According to the WSJ, “Many consumers shop in stores over the Thanksgiving weekend and then boot up their computers on Monday to do online research, compare prices and seek out deals. While it isn't the biggest online shopping day of the holiday season, the day brings the first increase in Web holiday spending. Last year, Cyber Monday Web sales hit $608 million, up 26% from the same day in 2005, according to comScore Inc., a Reston, Va., market-research company.

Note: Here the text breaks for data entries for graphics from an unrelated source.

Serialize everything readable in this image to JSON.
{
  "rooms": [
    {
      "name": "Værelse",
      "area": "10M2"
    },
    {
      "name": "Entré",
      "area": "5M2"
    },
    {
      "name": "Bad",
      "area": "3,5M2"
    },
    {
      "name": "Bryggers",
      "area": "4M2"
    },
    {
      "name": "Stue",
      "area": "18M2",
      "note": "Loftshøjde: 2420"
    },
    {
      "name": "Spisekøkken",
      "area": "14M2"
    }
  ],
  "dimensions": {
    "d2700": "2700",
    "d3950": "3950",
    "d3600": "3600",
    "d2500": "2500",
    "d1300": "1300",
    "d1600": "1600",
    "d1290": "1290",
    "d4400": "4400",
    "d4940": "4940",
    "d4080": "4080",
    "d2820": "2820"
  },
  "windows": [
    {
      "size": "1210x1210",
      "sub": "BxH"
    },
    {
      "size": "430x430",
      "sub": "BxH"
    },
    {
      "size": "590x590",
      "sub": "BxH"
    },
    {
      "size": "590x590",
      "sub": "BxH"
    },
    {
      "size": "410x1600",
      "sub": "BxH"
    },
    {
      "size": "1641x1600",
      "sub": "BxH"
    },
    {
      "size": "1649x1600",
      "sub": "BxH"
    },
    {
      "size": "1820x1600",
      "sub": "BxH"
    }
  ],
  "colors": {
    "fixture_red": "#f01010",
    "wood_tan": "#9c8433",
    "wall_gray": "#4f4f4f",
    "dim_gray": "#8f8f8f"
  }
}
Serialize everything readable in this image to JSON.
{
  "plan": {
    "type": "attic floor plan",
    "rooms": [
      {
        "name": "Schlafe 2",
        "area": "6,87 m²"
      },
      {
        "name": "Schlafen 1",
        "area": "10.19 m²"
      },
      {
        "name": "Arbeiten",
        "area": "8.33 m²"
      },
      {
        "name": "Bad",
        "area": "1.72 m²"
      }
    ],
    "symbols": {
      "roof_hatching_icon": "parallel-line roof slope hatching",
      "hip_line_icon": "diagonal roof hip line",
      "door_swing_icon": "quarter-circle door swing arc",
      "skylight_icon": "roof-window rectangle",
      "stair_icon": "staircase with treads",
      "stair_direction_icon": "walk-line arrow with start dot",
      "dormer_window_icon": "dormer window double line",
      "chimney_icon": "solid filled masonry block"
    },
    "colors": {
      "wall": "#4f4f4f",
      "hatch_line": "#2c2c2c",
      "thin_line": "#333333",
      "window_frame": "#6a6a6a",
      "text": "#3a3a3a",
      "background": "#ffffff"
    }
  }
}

“As a result, more merchants are rolling out new sales tactics this year on the Monday after Thanksgiving. Seventy-two percent of online merchants plan Cyber Monday specials this year, up from 43% two years ago…”

• According to a survey, 72.0 million consumers plan to shop online from home or at work on Cyber Monday, up from 60.7 million in 2006 and 59.0 million in 2005. The survey found that 31.9 percent of adults will shop on Cyber Monday, up 17.3 percent over last year (27.2%).

• Meanwhile, the Conference Board has released a report saying that 73 million US households have discretionary income, up from 57 million just five years ago. According to the story, these are pretty significant dollars - $1.7 trillion in total.

However, the news isn’t good for everyone. More than 75 percent of all discretionary income is held by households earning more than $100,000, and New England is the region of the country with the greatest number of households having discretionary income. Household discretionary income is lowest in the West North Central region, defined as Iowa, Kansas, Minnesota, Missouri, Nebraska, North Dakota and South Dakota.

Households with earnings under $50,000 account for just three percent of the nation’s discretionary income.

KC's View:
It is hard to imagine that the coming holiday shopping season is going to be any kind of noteworthy success, especially since Americans will be reminded of economic realities every time they go to the gas pump or pay the heating bills for their houses. Most people are going to be looking for deals wherever and whenever possible, and I suspect that this impulse will become stronger as he end of December grows closer. That means that retailers will be forced to cut prices and margins to get people into the stores to stave off disaster.